Le rebond de 2022 fut très fort. Après l’interdiction chinoise de l’exploitation minière, la dispersion des infrastructures a fait grimper le seuil à 0,88, tandis que l’adoption de Tor s’accélérait.
Bien que les auteurs évitent toute affirmation causale simpliste, ils soulignent que les pressions réglementaires ont favorisé une redistribution géographique et stimulé l’adoption d’infrastructures résistantes à la censure — deux facteurs renforçant la robustesse du réseau.
Une partie de la concentration apparente provient d’erreurs de mesure. À mesure que l’adoption de Tor augmente, l’échantillon du réseau public se concentre sur un nombre réduit d’emplacements : l’indice de Herfindahl-Hirschman passe de 166 à 4 163, tandis que la part réelle d’Hetzner chute de 10 % à 3,6 %. Cette concentration reflète donc une modification de la composition de l’échantillon, et non une centralisation réelle.
Les services cloud constituent le vrai risque
Les inquiétudes concernant la sécurité des câbles sous-marins continueront de s’intensifier. Les enquêtes sur la mer Baltique, la boîte à outils de sécurité de la Commission européenne, ainsi que les reportages sur les infrastructures russes, témoignent toutes d’une anxiété géopolitique persistante.
Pour Bitcoin, les données historiques montrent que la plupart des incidents liés aux câbles ne sont que du bruit.
Le véritable problème infrastructurel à surveiller concerne la capacité d’actions coordonnées réglementaires, d’interruptions de services cloud ou de restrictions d’hébergement à générer des perturbations de connectivité au niveau des systèmes autonomes.
Dans le scénario ciblé sur les ASN, le seuil critique est de 5 % de la capacité de routage : c’est le point à partir duquel des interruptions nettement observables apparaissent parmi les nœuds accessibles du réseau public, sans toutefois entraîner d’échec du consensus.
La part majoritaire de Tor fournit, dans les scénarios extrêmes, une protection minimale.
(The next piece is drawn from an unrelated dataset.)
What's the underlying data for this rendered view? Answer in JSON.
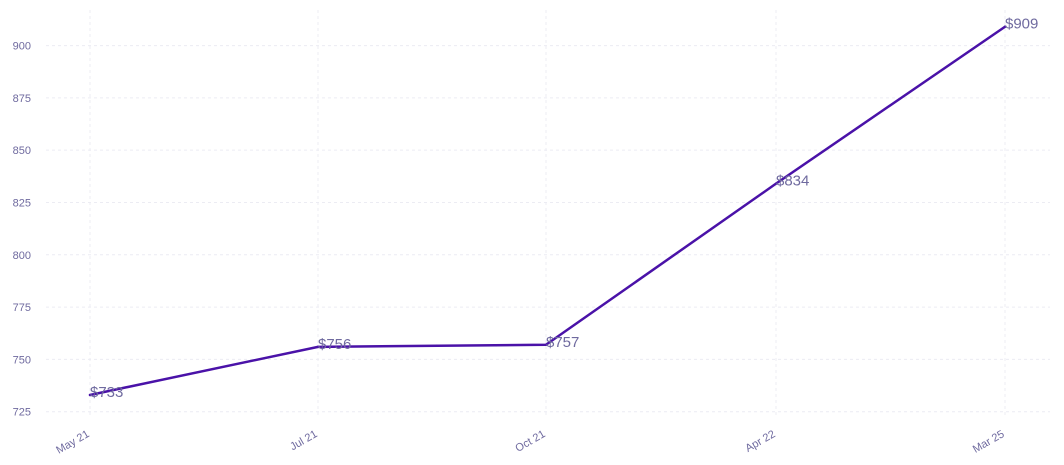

Des mécanismes de la couche protocole non inclus dans l’étude — tels que les réseaux de relais de blocs, la diffusion compacte de blocs ou le satellite Blockstream — ajoutent des couches supplémentaires de résilience, rendant les estimations conservatrices.
Bitcoin n’est pas aussi fragile que certains critiques le prétendent, mais il n’est pas non plus totalement déconnecté de ses infrastructures.
Le réseau manifeste une dégradation élégante sous contrainte, plutôt qu’un effondrement catastrophique. Les pressions liées à la censure ont stimulé l’adoption d’infrastructures qui, en retour, renforcent sa capacité à résister aux risques coordonnés.
Les modèles de menace axés sur des sous-marins chargés de couper des câbles sous-marins ignorent des points de blocage beaucoup plus proches de nous : quelques réseaux restreints, où des actions coordonnées — sans nécessiter de gestes spectaculaires sous-marins ni d’actes de guerre — peuvent provoquer des interruptions temporaires.